Hubble’s last deep-space observation was in 2012. The scope of this observation was much smaller than the previous two, accounting for only one-third of the entire starry sky. It is this area the size of a needle eye. After 23 days of long observation, a stunning photo was also obtained, in which more than 5,500 galaxies appeared.
Through three observations, we can see that there are a large number of galaxies hidden in a dark starry sky region in our naked eyes, and these galaxies are basically large galaxies similar to the Milky Way. There are hundreds of billions of stars in every “Milky Way”, and the number of planets is even harder to count.

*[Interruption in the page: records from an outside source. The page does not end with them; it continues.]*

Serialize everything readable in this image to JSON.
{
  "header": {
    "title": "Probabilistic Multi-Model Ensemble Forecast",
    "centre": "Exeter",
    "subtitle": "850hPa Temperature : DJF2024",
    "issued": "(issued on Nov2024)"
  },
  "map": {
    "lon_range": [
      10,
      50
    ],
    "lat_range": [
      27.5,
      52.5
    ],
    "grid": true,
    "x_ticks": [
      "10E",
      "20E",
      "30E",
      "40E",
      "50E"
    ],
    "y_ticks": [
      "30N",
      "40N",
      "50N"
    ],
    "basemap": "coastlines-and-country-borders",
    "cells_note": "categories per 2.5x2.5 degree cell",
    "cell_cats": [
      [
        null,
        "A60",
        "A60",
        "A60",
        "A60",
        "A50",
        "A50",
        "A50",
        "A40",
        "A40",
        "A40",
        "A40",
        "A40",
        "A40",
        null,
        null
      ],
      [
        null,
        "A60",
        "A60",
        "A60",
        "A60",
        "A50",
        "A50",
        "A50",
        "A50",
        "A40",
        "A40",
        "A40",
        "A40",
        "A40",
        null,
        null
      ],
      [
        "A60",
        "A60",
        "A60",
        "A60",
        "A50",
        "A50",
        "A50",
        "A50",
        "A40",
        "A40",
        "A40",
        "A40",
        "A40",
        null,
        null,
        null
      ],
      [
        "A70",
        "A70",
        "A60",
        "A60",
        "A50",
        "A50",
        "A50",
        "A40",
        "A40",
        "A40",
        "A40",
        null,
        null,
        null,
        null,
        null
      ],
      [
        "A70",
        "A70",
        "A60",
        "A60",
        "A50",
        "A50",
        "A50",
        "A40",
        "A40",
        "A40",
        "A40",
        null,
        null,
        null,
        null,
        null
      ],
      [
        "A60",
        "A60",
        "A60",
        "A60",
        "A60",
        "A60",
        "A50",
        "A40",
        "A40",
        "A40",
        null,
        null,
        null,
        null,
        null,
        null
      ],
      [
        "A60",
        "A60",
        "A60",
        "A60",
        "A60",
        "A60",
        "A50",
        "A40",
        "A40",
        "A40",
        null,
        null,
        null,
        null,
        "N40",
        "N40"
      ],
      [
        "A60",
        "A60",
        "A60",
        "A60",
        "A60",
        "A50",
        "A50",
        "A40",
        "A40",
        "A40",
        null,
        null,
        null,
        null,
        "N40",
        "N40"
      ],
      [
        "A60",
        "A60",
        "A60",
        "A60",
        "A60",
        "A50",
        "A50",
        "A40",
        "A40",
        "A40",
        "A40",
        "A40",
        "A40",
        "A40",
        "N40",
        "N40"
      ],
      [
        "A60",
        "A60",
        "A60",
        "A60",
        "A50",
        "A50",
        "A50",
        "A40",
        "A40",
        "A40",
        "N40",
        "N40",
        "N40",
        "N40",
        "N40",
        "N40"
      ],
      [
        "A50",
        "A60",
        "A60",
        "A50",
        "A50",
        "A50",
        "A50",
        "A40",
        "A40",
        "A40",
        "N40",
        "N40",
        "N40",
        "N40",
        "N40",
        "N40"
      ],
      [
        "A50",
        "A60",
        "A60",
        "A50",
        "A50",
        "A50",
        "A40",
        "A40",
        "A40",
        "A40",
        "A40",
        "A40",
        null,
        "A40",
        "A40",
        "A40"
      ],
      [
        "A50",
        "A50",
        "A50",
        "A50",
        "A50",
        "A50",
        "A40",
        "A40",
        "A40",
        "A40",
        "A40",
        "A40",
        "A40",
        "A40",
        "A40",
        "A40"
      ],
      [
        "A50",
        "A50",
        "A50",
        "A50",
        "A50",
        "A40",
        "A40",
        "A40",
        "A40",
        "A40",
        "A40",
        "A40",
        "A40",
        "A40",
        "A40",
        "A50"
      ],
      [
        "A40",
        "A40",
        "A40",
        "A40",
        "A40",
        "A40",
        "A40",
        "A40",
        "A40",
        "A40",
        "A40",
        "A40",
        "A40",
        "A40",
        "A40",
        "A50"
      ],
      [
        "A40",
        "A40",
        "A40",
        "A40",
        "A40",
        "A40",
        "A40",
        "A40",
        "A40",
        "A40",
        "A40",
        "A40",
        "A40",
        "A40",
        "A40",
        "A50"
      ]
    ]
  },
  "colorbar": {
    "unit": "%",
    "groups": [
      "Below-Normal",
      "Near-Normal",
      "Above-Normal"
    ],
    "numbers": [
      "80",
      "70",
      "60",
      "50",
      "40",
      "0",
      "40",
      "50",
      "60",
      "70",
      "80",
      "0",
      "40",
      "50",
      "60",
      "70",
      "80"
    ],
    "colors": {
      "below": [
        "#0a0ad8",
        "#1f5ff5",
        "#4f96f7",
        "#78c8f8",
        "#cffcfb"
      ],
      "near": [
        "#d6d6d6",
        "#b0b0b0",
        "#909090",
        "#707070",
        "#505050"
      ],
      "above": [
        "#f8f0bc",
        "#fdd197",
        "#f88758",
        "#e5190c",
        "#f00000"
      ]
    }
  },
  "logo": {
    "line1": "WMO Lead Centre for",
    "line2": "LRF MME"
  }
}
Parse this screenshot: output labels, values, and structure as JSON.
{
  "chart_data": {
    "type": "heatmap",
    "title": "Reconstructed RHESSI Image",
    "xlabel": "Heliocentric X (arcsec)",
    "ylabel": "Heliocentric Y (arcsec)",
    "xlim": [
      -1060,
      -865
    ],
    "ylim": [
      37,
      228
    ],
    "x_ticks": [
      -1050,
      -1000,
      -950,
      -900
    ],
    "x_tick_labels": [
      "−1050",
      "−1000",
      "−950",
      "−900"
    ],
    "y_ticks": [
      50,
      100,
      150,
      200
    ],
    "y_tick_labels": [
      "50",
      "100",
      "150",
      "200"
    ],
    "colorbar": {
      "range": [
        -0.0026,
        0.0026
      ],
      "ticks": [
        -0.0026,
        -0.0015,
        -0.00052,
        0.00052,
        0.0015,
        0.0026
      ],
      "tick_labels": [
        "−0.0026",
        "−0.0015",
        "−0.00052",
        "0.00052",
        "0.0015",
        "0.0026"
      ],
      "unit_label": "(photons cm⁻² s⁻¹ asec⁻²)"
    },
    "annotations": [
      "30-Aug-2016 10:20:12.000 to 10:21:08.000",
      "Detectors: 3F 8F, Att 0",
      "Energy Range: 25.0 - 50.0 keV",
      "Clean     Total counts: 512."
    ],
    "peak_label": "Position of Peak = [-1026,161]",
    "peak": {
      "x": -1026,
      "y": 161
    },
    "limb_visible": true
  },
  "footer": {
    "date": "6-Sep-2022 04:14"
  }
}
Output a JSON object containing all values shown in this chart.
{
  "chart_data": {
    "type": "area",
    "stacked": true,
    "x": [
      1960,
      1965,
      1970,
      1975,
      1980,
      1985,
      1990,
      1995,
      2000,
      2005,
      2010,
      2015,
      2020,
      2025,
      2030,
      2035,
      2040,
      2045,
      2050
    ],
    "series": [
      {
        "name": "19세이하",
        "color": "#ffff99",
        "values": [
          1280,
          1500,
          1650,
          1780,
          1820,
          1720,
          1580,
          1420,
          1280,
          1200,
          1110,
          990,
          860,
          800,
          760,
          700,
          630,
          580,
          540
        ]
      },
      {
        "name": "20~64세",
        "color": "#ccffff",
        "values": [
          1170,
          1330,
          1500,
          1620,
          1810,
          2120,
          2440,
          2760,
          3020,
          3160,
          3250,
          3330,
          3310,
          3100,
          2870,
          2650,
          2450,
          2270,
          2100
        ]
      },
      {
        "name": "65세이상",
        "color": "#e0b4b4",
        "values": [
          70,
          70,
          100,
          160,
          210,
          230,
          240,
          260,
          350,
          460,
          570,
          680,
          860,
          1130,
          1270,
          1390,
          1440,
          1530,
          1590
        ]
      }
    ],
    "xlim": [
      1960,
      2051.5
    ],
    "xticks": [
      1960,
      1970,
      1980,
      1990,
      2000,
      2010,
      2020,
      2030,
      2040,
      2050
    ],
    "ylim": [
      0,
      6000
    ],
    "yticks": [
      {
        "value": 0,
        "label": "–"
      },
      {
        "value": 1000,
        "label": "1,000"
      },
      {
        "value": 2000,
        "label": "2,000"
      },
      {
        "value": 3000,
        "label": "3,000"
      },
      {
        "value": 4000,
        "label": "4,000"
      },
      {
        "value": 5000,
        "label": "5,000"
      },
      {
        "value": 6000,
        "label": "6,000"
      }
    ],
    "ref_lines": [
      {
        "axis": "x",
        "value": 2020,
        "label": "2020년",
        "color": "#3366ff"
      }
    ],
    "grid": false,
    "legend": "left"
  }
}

So how many galaxies are there in the current observable range? At the beginning, scientists estimated that it was 176 billion. Later, scientists at the University of Nottingham in the United Kingdom designed a virtual universe in a computer, which was based on the Big Bang theory and added various physical parameters and mathematical models.
Through the calculation of this virtual universe, there are at least 2 trillion galaxies within the observable range of 93 billion.
These galaxies are just a current number. Since the universe was born, galaxies have been in constant motion, swallowing and merging are also progressing, so the number and density of star coefficients in the early stage of the universe are much greater than it is now. Of course, the amount of star coefficients we currently observe is only a tiny part of the entire starry sky. In fact, due to the obstruction of cosmic dust, many stars are very dim. In addition to the distance factor, we cannot observe them.
Therefore, the astronomical telescope continuously observes a small area, and the amount of star coefficients obtained is only part, not all. With the continuous advancement of human science and technology, we will be able to observe more galaxies after more powerful starry sky telescopes are available in the future. I believe that as long as human beings continue to work hard, one day, we can observe all galaxies in the entire universe, and even the starry sky outside the observable universe. We can also observe them in other ways.
It’s just that, as our observing capabilities continue to improve, we have more and more understanding of the universe, and we feel more and more insignificant. Although our observation range is very far and wide, there is still a long way to go before we go to the field for exploration. After all, we have not even gone out of a small solar system.